Not the result of court injunction, but rather decision to use “even better technology” that will eventually allow users to search for, download, convert, and push media to the device of your choosing. Says it qualifies as “time-shifting,” the practice of making content viewing more convenient, and therefore protected by the landmark Sony Corp. of America v. Universal City Studios, Inc. ruling, aka the “Betamax case.”
Yesterday I mentioned how U.S. District Judge Kimba Wood had issued an injunction ordering LimeWire to disable the “the searching, downloading, uploading, file trading and/or file distribution functionality, and/or all functionality” of the famed file-sharing program.
Now it seems that MP3Rocket, a similarly Gnutella-based P2P program, will also be leaving that file-sharing network, though of its own accord.

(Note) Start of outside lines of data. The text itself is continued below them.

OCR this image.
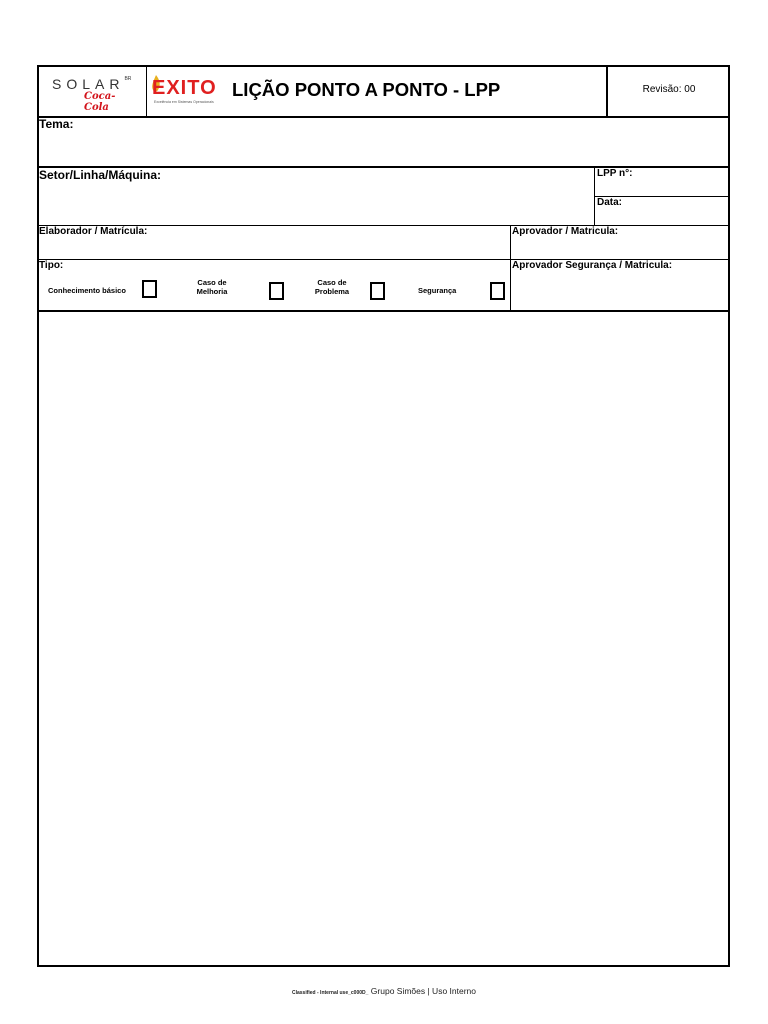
$SOLAR^{BR}$
Coca-Cola
EXITO
Excelência em Sistemas Operacionais
LIÇÃO PONTO A PONTO - LPP	Revisão: 00
Tema:
Setor/Linha/Máquina:	LPP n°:
Data:
Elaborador / Matrícula:	Aprovador / Matricula:
Tipo:	Aprovador Segurança / Matricula:
Conhecimento básico
Caso de
Melhoria
Caso de
Problema	Segurança
Classified - Internal use_c000D_ Grupo Simões | Uso Interno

“I wanted to give you a heads up that due to the LimeWire ruling, proposed US
Senate’s Combating Online Infringements and Counterfeits Act” (COICA), the International Anti-Counterfeiting Trade Agreement, and The proposed Canadian copyright reform bill C-32 MP3Rocket will leave the Gnutella network no later than Dec 15 2010,” MP3Rocket’s Paschal Rousseau told me late yesterday.
In its stead MP3Rocket says it has “better technology to use” that will harness the music selection of YouTube to deliver “even faster” MP3 downloads. Unlike LimeWire it’ll merely take advantage of content already offered by Google, and therefore complicate any copyright infringement efforts by the music industry.
“Over that last few months MP3Rocket has been working on new YouTube video to
MP3 downloading technology,” adds Rousseau. “That will allow us to replace our Gnutella functionality with even faster MP3 searches and downloads, with even greater selection than Gnutella offered.”
It’ll mean MP3Rocket will be converting from a Gnutella client to basically a media search and time-shifting tool that downloads and converts videos and MP3s. It’s not exactly groundbreaking, there are tons of Firefox add-ons that offer similar media capture and conversion features, but none are quite user friendly.
This is what MP3Rocket plans to change.
The new MP3Rocket beta allows you to preview and download YouTube videos as MP3s, and push it to your iPod with a single click of the mouse. It’ll get really interesting sometime within the next two months when it promises to begin allowing users to ability capture any video, Internet stream, internet broadcast, radio station, Hulu, etc.. It’ll also allow users to convert YouTube videos to desired formats other than MP3s.
Here’s a screenshot of a search for Prince. Notice the more than 7 pages of related songs available for download.
“Capture that stream capture to your computer, convert to the data to any desired format, place it on the device of your choice, all with one download click,” continues Rousseau.
MP3Rocket says the technology will be based on a “time-shifting” model that ought to make it immune to the sort of copyright infringement claims that other P2P programs have faced. Specifically, it cites Sony Corp. of America v. Universal City Studios, Inc., aka the “Betamax case,” in which the US Supreme Court ruled that “private, noncommercial time-shifting in the home satisfies this standard of noninfringing uses.”
“The Software allows users to ’time-shift’ and record Internet broadcasts,” reads MP3Rocket’s Terms of Service. “Time-shifting allows a consumer view and/or listen to a work or sound recording that is publicly broadcast, to a more convenient time for the consumer.”
The only real downside to the new and improved MP3Rocket is that MP3 bitrate quality is limited to 192 KB’s in the free version. The pro version offers all the way up to 320 KB/s, but will set you back anywhere from $1.64 p/mo to $34.44 for lifetime access.